AI agents running on enterprise infrastructure inherit these risks. Organizations deploying AI agents — whether built on Claude Opus 4.7, GPT-5.4, or open-weight alternatives — are running those agents on the same operating systems and infrastructure that Mythos found vulnerable. If you are building agentic workflows with multi-agent frameworks like those at AgentsGT, the infrastructure those agents run on needs the same security hardening as any other production system. The attack surface for an AI agent is not the model itself — it is the environment the model operates in.

The responsible AI narrative just received its most concrete test case. Anthropic’s decision to restrict Mythos and fund Glasswing is one of the first major real-world instances of a frontier AI lab making an economically costly safety decision — forgoing the commercial advantage of releasing a highly capable model, and spending $104 million to mitigate the risk it creates. Whether that decision proves wise, or whether it is followed by other labs doing the same, will shape how the industry approaches the next generation of AI capabilities. The precedent matters.

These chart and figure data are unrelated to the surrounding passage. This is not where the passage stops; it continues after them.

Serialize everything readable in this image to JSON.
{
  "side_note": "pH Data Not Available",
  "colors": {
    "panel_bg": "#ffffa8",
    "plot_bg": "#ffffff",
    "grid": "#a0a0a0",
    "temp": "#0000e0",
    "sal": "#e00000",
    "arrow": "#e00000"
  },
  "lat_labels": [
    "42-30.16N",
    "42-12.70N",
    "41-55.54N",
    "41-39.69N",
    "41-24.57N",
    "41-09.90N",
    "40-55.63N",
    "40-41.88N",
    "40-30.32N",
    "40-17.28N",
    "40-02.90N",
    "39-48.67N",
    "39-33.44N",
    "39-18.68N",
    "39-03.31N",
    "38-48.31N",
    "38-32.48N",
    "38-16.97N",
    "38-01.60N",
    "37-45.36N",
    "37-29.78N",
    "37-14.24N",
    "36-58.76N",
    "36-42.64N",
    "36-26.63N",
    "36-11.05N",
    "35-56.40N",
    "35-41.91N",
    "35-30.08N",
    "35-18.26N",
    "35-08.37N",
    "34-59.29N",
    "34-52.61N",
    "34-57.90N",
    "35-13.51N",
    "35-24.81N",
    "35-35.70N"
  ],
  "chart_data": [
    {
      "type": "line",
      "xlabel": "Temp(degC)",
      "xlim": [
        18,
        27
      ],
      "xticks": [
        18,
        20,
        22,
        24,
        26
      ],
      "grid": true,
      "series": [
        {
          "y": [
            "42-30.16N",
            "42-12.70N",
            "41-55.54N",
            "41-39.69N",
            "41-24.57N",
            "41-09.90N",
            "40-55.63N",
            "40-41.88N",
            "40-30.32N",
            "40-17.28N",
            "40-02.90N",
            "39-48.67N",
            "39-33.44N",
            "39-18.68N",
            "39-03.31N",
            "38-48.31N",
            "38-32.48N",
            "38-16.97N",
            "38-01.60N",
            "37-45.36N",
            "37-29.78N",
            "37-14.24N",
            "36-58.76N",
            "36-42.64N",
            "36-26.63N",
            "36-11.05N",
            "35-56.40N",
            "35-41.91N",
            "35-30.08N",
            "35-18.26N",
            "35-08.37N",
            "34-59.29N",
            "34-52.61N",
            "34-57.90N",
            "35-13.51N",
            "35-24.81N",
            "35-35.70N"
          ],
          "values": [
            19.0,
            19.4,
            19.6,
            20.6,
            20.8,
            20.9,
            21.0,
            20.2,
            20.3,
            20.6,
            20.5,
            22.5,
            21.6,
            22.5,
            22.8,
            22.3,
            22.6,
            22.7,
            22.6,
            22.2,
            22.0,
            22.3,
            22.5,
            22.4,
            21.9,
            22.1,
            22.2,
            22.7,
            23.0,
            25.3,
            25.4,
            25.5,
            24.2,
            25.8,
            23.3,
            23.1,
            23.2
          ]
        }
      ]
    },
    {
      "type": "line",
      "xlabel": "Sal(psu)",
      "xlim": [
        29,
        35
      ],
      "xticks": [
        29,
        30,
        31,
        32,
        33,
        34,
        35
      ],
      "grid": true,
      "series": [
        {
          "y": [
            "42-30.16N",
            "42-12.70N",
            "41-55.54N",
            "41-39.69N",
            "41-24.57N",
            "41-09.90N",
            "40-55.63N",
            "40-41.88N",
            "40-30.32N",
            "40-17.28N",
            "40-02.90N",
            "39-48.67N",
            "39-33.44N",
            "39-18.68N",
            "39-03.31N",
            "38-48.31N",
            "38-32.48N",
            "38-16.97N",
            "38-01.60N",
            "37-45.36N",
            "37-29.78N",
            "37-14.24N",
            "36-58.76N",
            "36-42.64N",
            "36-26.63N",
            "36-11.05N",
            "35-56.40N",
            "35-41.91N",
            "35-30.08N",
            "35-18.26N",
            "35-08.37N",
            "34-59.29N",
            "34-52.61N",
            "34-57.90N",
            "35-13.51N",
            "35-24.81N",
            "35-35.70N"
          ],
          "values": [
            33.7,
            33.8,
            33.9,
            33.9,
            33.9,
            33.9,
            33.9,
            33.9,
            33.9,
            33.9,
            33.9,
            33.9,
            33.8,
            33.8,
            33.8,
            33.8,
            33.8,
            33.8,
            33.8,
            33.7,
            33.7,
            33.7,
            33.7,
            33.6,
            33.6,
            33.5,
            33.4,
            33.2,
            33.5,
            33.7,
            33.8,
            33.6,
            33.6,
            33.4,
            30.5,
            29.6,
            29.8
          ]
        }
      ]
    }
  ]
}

For enterprises thinking through how to position their AI security strategy in this environment, the right first step is understanding your current infrastructure’s exposure: which foundational software versions you are running, which systems are internet-facing, and how quickly you can apply critical patches when they arrive. The DDR Innova team helps organizations build that visibility and the agentic workflows to act on it. Book a call to discuss your security posture or reach out directly at info@ddrinnova.com.


Sources

Frequently Asked Questions

What is Claude Mythos Preview?

Claude Mythos Preview is Anthropic's most advanced AI model, using a Mixture-of-Experts architecture with an estimated 10 trillion total parameters. It is not publicly available—Anthropic restricted its release after the model autonomously discovered thousands of previously unknown software vulnerabilities across every major operating system and browser.

What is Project Glasswing?

Project Glasswing is Anthropic's initiative to use Claude Mythos Preview defensively before broader models with similar capabilities become available. It grants access to roughly 50 organizations including AWS, Apple, Google, Microsoft, NVIDIA, and JPMorganChase, backed by $100 million in usage credits and $4 million in donations to open-source security organizations.

How does AI chain multiple vulnerabilities to create exploits?

Claude Mythos Preview can combine three to five individually minor vulnerabilities into a single exploit sequence that achieves a sophisticated outcome—such as full remote code execution from an unauthenticated external network position. Each vulnerability in the chain slightly escalates access or privilege until a critical threshold is crossed.

Will Claude Mythos Preview ever be publicly available?

Anthropic has not announced a public release date for Claude Mythos Preview. The stated rationale is that the model's autonomous offensive cybersecurity capability is too significant to release before defenders can patch the vulnerabilities it identifies. The company plans to reassess as Project Glasswing progresses.